Limites de l’étude : L’évaluation seulement sur une seule nuit en conditions inhabituelles pourrait entraîner une moins bonne qualité de sommeil. Les auteurs n’avaient pas d’informations sur l’éventuelle prise de psychotropes ou d’hypnotiques qui auraient pu modifier le seuil d’éveil. Cependant, la courte DME, sur un large effectif, est associée à une surmortalité, chez l’homme comme chez la femme. De tels résultats chez la femme n’ont jamais pu être démontrés avec l’IAH.
The combination of Atomoxetine and Oxybutynin greatly reduces obstructive sleep apnea severity: a randomized, placebo-controlled, double-blind crossover trial. Taranto-Montemurro L, AJRCCM 2018.
Contexte : Le traitement du syndrome d’apnée hypopnée obstructif du sommeil (SAHOS) repose sur la pression positive continue en première intention qui est souvent mal tolérée. Une alternative est l’orthèse d’avancée mandibulaire avec une tolérance également variable dans le temps.
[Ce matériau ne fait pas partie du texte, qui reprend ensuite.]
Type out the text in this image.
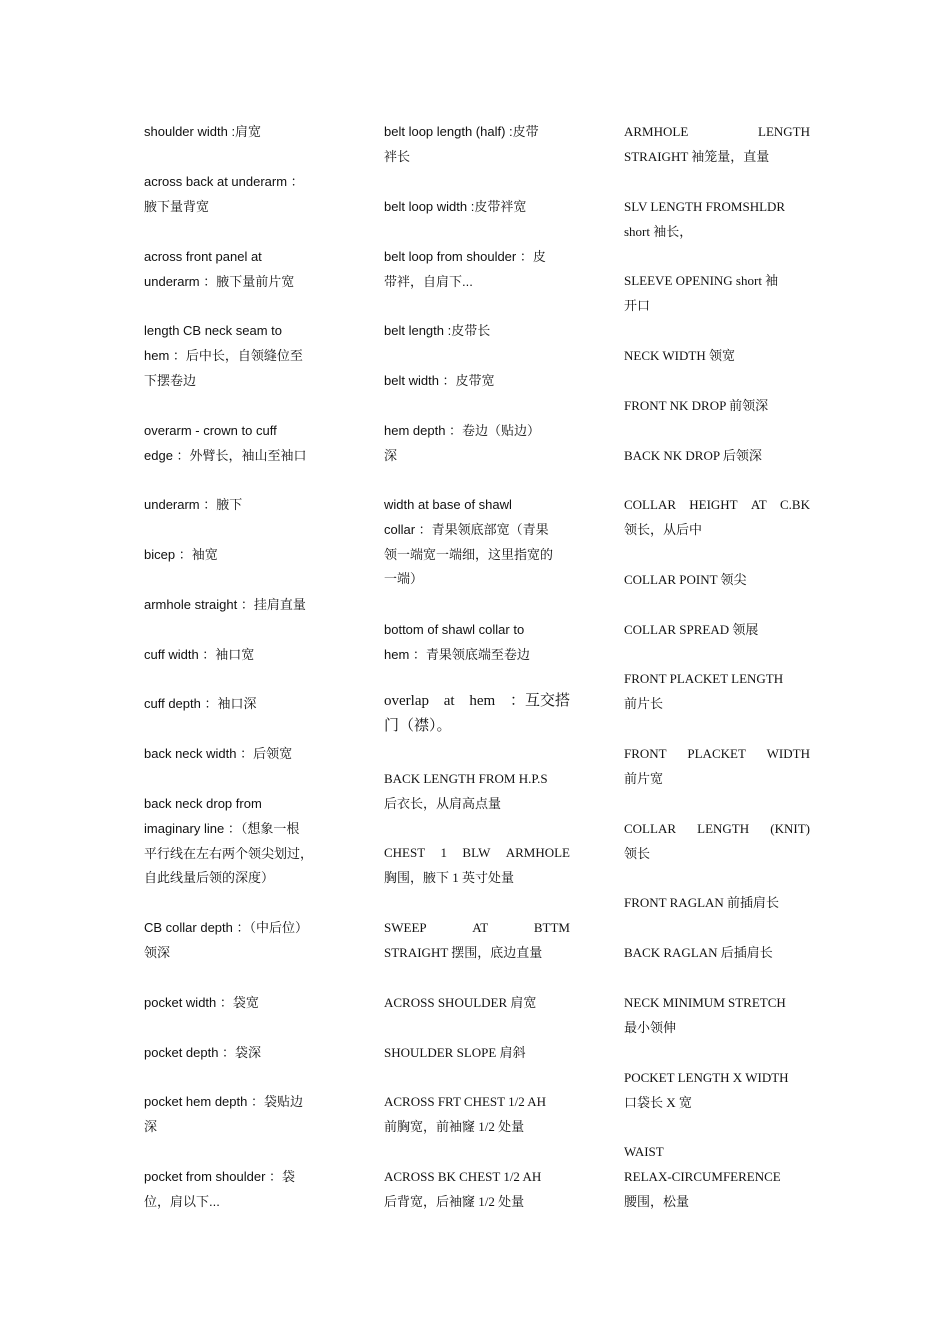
shoulder width :肩宽
across back at underarm ：
腋下量背宽
across front panel at
underarm ：腋下量前片宽
length CB neck seam to
hem ：后中长，自领缝位至
下摆卷边
overarm - crown to cuff
edge ：外臂长，袖山至袖口
underarm ：腋下
bicep ：袖宽
armhole straight ：挂肩直量
cuff width ：袖口宽
cuff depth ：袖口深
back neck width ：后领宽
back neck drop from
imaginary line ：（想象一根
平行线在左右两个领尖划过，
自此线量后领的深度）
CB collar depth ：（中后位）
领深
pocket width ：袋宽
pocket depth ：袋深
pocket hem depth ：袋贴边
深
pocket from shoulder ：袋
位，肩以下...
belt loop length (half) :皮带
袢长
belt loop width :皮带袢宽
belt loop from shoulder ：皮
带袢，自肩下...
belt length :皮带长
belt width ：皮带宽
hem depth ：卷边（贴边）
深
width at base of shawl
collar ：青果领底部宽（青果
领一端宽一端细，这里指宽的
一端）
bottom of shawl collar to
hem ：青果领底端至卷边
overlap at hem ：互交搭
门（襟）。
BACK LENGTH FROM H.P.S
后衣长，从肩高点量
CHEST 1 BLW ARMHOLE
胸围，腋下 1 英寸处量
SWEEP	AT	BTTM
STRAIGHT 摆围，底边直量
ACROSS SHOULDER 肩宽
SHOULDER SLOPE 肩斜
ACROSS FRT CHEST 1/2 AH
前胸宽，前袖窿 1/2 处量
ACROSS BK CHEST 1/2 AH
后背宽，后袖窿 1/2 处量
ARMHOLE	LENGTH
STRAIGHT 袖笼量，直量
SLV LENGTH FROMSHLDR
short 袖长，
SLEEVE OPENING short 袖
开口
NECK WIDTH 领宽
FRONT NK DROP 前领深
BACK NK DROP 后领深
COLLAR HEIGHT AT C.BK
领长，从后中
COLLAR POINT 领尖
COLLAR SPREAD 领展
FRONT PLACKET LENGTH
前片长
FRONT PLACKET WIDTH
前片宽
COLLAR LENGTH (KNIT)
领长
FRONT RAGLAN 前插肩长
BACK RAGLAN 后插肩长
NECK MINIMUM STRETCH
最小领伸
POCKET LENGTH X WIDTH
口袋长 X 宽
WAIST
RELAX-CIRCUMFERENCE
腰围，松量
Il n’y a pas d’alternative pharmacologique. Cette étude teste l’impact sur une nuit de la combinaison de l’atomoxétine (inhibiteur du récepteur de la norépinéphrine ) et de l’oxybutynine (antimuscarinique) sur la sévérité du SAHOS et la réactivité du génioglosse.
Méthodes : Cette étude randomisée contrôlée en cross over a inclus 20 patients déjà connus pour un SAHOS traité ou non, ayant un indice de masse corporelle moyen de 34,8 kg/m², un IAH moyen de 32,8/heure. Ils ont été enregistrés par polysomnographie (+ mesure de la pression oesophagienne + électromyogramme du génioglosse) une nuit avec la combinaison ato-oxy ou le placebo, puis inversement lors d’une seconde nuit après une semaine de wash-out. 9 patients ont participé ensuite à une étude complémentaire analysant l’effet des deux molécules prises séparément contre placebo selon le même protocole. La variable d’intérêt principale était l’IAH, et la variable secondaire était la réactivité du génioglosse aux changements de pression oesophagienne.
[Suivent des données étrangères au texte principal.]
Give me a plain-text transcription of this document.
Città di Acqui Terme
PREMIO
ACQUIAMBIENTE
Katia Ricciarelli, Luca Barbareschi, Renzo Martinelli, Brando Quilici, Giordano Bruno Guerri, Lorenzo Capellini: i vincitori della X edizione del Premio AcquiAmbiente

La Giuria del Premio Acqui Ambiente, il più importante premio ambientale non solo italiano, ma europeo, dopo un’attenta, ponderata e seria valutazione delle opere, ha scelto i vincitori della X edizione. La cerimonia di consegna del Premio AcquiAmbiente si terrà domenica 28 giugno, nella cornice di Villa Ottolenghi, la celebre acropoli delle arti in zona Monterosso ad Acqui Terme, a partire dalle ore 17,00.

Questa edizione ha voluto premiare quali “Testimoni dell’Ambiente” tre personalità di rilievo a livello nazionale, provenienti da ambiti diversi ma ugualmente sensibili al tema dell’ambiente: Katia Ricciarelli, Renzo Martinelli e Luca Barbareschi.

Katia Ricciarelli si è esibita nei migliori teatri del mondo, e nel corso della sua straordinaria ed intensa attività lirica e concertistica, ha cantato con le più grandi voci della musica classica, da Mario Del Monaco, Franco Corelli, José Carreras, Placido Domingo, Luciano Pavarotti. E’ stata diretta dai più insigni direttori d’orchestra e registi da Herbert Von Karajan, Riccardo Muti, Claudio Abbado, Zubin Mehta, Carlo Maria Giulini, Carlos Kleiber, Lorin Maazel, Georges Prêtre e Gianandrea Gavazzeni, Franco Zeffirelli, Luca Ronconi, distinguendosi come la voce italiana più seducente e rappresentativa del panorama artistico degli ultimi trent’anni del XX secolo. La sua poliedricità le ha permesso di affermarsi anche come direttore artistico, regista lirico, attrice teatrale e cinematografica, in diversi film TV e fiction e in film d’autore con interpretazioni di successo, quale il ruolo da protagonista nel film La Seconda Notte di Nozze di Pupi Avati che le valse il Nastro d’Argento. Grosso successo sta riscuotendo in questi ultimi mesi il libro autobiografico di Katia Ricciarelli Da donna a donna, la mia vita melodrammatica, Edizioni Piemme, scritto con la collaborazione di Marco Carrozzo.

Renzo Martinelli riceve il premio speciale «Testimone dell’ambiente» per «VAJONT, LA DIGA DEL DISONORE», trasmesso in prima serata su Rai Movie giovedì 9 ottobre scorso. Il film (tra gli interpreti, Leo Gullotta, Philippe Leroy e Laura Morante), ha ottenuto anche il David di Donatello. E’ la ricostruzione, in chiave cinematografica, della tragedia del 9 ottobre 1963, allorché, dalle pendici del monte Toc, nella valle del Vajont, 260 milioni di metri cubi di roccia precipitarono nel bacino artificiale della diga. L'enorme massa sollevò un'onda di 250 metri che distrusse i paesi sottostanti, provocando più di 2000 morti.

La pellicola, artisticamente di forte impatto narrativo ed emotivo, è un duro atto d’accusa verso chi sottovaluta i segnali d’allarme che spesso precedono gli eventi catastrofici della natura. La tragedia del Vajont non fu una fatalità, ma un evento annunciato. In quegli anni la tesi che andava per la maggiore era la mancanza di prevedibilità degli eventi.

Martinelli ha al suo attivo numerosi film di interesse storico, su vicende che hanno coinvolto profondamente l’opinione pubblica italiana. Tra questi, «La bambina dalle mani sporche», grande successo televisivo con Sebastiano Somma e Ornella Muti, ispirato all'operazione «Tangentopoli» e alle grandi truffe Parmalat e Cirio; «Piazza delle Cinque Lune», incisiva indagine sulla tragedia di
Résultats : L’association ato-oxy diminue de façon très significative la sévérité du SAHOS. Elle diminue l’IAH de 63% [34-86%], de 28.5/h [10.9-51.6] sous placebo à 7.5/h [2.4-18.6] sous ato-oxy (p<0.001). Parmi les 15 patients ayant un SAHOS à la polysomnographie sous placebo (AHI>10 events/hr), l’IAH était diminué de 74% [62-88%] (p<0.001) avec une réduction ≥50% pour tous les patients. L’association ato-oxy améliore aussi les marqueurs d’hypoxémie : le nadir de saturation augmente de 84 à 94% (p<0,001), la charge hypoxique diminue de 28.7 [16.7 to 56.3] (%min)/h à 4.6 [1.4 to 15.2] (%min)/h (p<0,001). Les effets sur la qualité du sommeil sont moins significatifs. La réactivité du genioglossus était multipliée par 3, de 2.2 [1.1-4.7]%/cmH2O sous placebo à 6.3 [3.0-18.3]%/cmH2O sous ato-oxy (p<0.001). Ni l’atomoxetine, ni l’oxybutynine en prise isolée ne diminuait l’IAH.
Limites de l’étude : L’étude sur une seule nuit ne permet pas de mesurer l’effet de l’ato-oxy dans le temps mais l’équipe a fait une étude subsidiaire sur 6 patients sur une durée de 6 nuits, avec les mêmes résultats. Les effets un peu moins francs sur la qualité du sommeil peuvent s’expliquer par les capteurs assez invasifs du protocole (EMG, pression oesophagienne). Une étude sur de plus larges effectifs et plus prolongée dans le temps serait nécessaire pour mesurer la tolérance et l’efficacité de cette association pharmacologique.